Officials from the Cypriot government, which still needs its Parliament’s approval of the terms of the memorandum, sought to put a positive spin on the deal.

“This is an important development which brings a long period of uncertainty to an end,” Christos Stylianides, a spokesman for the Cypriot government, said in a statement made available Wednesday.

The bailout agreement “should have taken place a lot sooner, under more favorable political and financial circumstances,” said Mr. Stylianides, who was apparently referring to infighting in Cyprus about responsibility for the debacle.

Even before the bailout deal, the Cypriot economy was expected to shrink 3.5 percent this year with unemployment hitting nearly 14 percent. Now, under the strict bailout measures, some experts predict the economy could contract 5 percent or more this year, sending unemployment even higher.
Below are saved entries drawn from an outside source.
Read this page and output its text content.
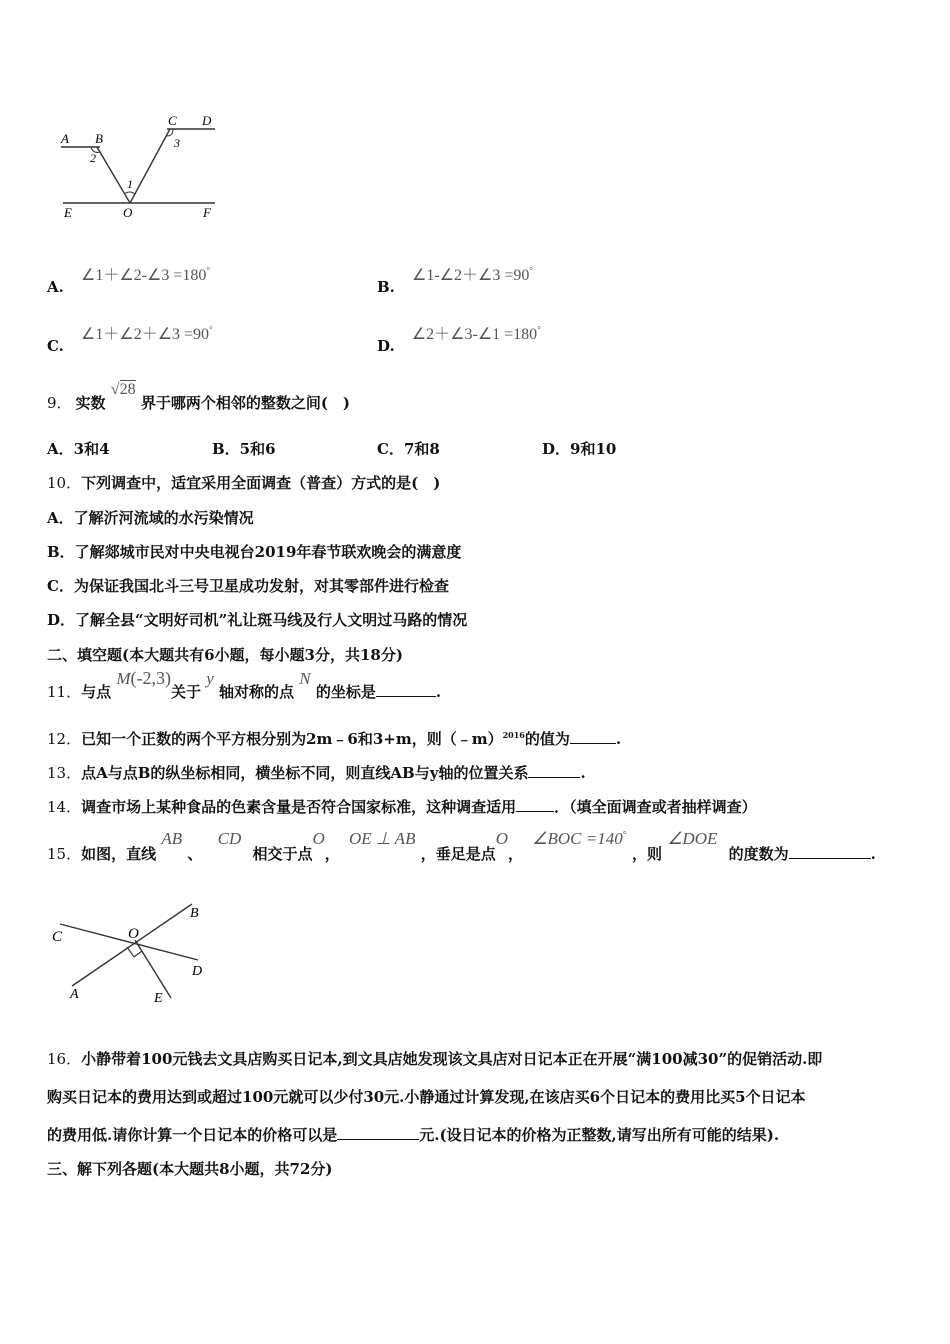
A B
C D
E	O	F
1
2
3
A. ∠1＋∠2-∠3 =180°
B. ∠1-∠2＋∠3 =90°
C. ∠1＋∠2＋∠3 =90°
D. ∠2＋∠3-∠1 =180°
9． 实数 √28 界于哪两个相邻的整数之间(　)
A．3和4	B．5和6	C．7和8	D．9和10
10．下列调查中，适宜采用全面调查（普查）方式的是(　)
A．了解沂河流域的水污染情况
B．了解郯城市民对中央电视台2019年春节联欢晚会的满意度
C．为保证我国北斗三号卫星成功发射，对其零部件进行检查
D．了解全县“文明好司机”礼让斑马线及行人文明过马路的情况
二、填空题(本大题共有6小题，每小题3分，共18分)
11．与点 M(-2,3)关于 y 轴对称的点 N 的坐标是	.
12．已知一个正数的两个平方根分别为2m﹣6和3+m，则（﹣m）$^{2016}$的值为	.
13．点A与点B的纵坐标相同，横坐标不同，则直线AB与y轴的位置关系	.
14．调查市场上某种食品的色素含量是否符合国家标准，这种调查适用	．（填全面调查或者抽样调查）
15．如图，直线 AB 、 CD 相交于点O， OE ⊥ AB ，垂足是点O， ∠BOC =140° ，则 ∠DOE 的度数为	.
C	O
B
D
A	E
16．小静带着100元钱去文具店购买日记本,到文具店她发现该文具店对日记本正在开展“满100减30”的促销活动.即
购买日记本的费用达到或超过100元就可以少付30元.小静通过计算发现,在该店买6个日记本的费用比买5个日记本
的费用低.请你计算一个日记本的价格可以是	元.(设日记本的价格为正整数,请写出所有可能的结果).
三、解下列各题(本大题共8小题，共72分)
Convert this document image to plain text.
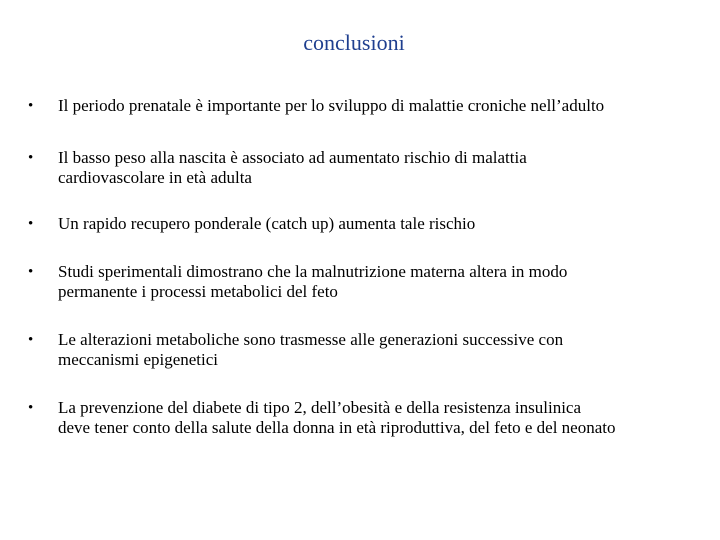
conclusioni
•	Il periodo prenatale è importante per lo sviluppo di malattie croniche nell’adulto
•	Il basso peso alla nascita è associato ad aumentato rischio di malattia
cardiovascolare in età adulta
•	Un rapido recupero ponderale (catch up) aumenta tale rischio
•	Studi sperimentali dimostrano che la malnutrizione materna altera in modo
permanente i processi metabolici del feto
•	Le alterazioni metaboliche sono trasmesse alle generazioni successive con
meccanismi epigenetici
•	La prevenzione del diabete di tipo 2, dell’obesità e della resistenza insulinica
deve tener conto della salute della donna in età riproduttiva, del feto e del neonato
The memorandum will not be made public before euro zone governments review it, Olivier Bailly, a spokesman for the European Commission, said at a news conference on Wednesday. Euro finance ministers will hold an informal meeting next week in Dublin, where they might give their backing, Mr. Bailly said.

Full legal approval, though, is expected only after the Parliaments in some euro area countries like Finland and Germany, which are helping to pay €9 billion toward the package for Cyprus, vote on the deal.

If those approvals are completed by the end of month, Mr. Bailly said, Cyprus could receive its first aid payment in May.

The Cypriot authorities on Tuesday described elements of the agreement that they saw as favorable.

Mr. Stylianides, the Cypriot spokesman, said the deal safeguarded important parts of the economy by keeping potentially valuable deposits of natural gas in offshore waters under Cypriot jurisdiction, and by winning two more years, until 2018, to hit deficit targets and carry out privatizations.

Mr. Stylianides also said the government saved the jobs of contract teachers and of 500 civil servants, and had overcome demands by the international lenders to tax dividends.

But the memorandum could be hotly contested by the Cypriot Parliament, where many lawmakers have criticized crisis measures that already have been taken, like capital controls — tight restrictions on transfers and withdrawals of money — that threaten to make a bleak economic outlook even worse.

In a change partly aimed at easing those tensions, the government in Nicosia on Tuesday appointed a new finance minister, Harris Georgiades, to replace Michalis Sarris, who resigned. Mr. Sarris has been criticized at home and abroad for his handling of the crisis.

Mr. Georgiades, who had been the deputy finance minister, said Wednesday that capital controls would be lifted “gradually” and that the country would meet all of its bailout targets.